The setting of the story "The Doll's House" is very influential to the plot. The story is set in New Zealand during the early 1920s, when the country was still a British colony. As such, the traditional British dynamics would be expected to resonate in New Zealand society, where there was also a huge gap between the rich and the poor, and where rules applied to the upper and lower classes differently. In other words, New Zealand, as a British colony, also had the same classicist society as England.
This setting would explain why the Burnell sisters, and their peers in school, were so aware of how different the Kelvey girls were. In fact, they were aware of everything about the Kelveys, from what their mother did for a living, to who their father could be. This shows how typical it was for the rich to look down on the poor at that time and place. It also explains Aunt Beryl's horrid treatment of the Kelvey girls, who are literally treated like vermin.
The setting is also the reason the Kelveys and the Burnells are coexisting in the same school. The fact that they live out in the country means that there is only one school for everyone to attend.

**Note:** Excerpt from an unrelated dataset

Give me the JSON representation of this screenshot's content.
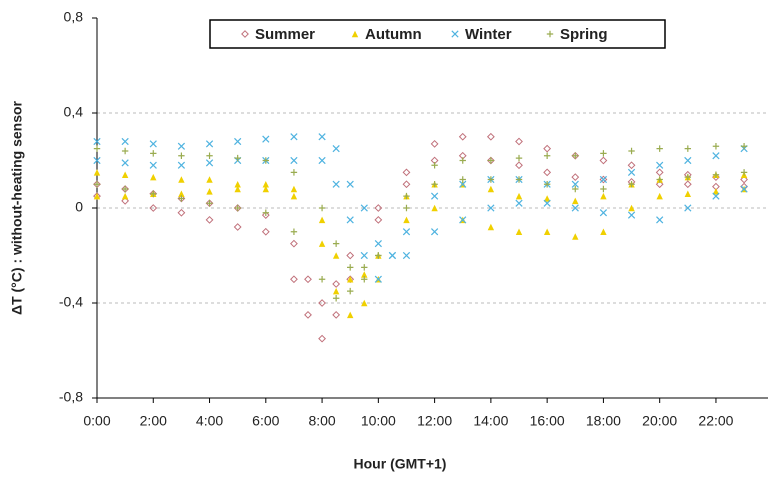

...the school the Burnell children went to was not at all the kind of place their parents would have chosen[...] It was the only school for miles. [...] all the children in the neighborhood, the judge's little girls, the doctor's daughters, the store-keeper's children, the milkman's, were forced to mix together.
Had the setting been in the city, chances are that the Burnells would have attended a school for the upper classes while the Kelveys would not have been seen near such a place. Hence, the particular setting in the countryside, as well as in New Zealand in the 1920s, are important backdrops for the plot to unfold.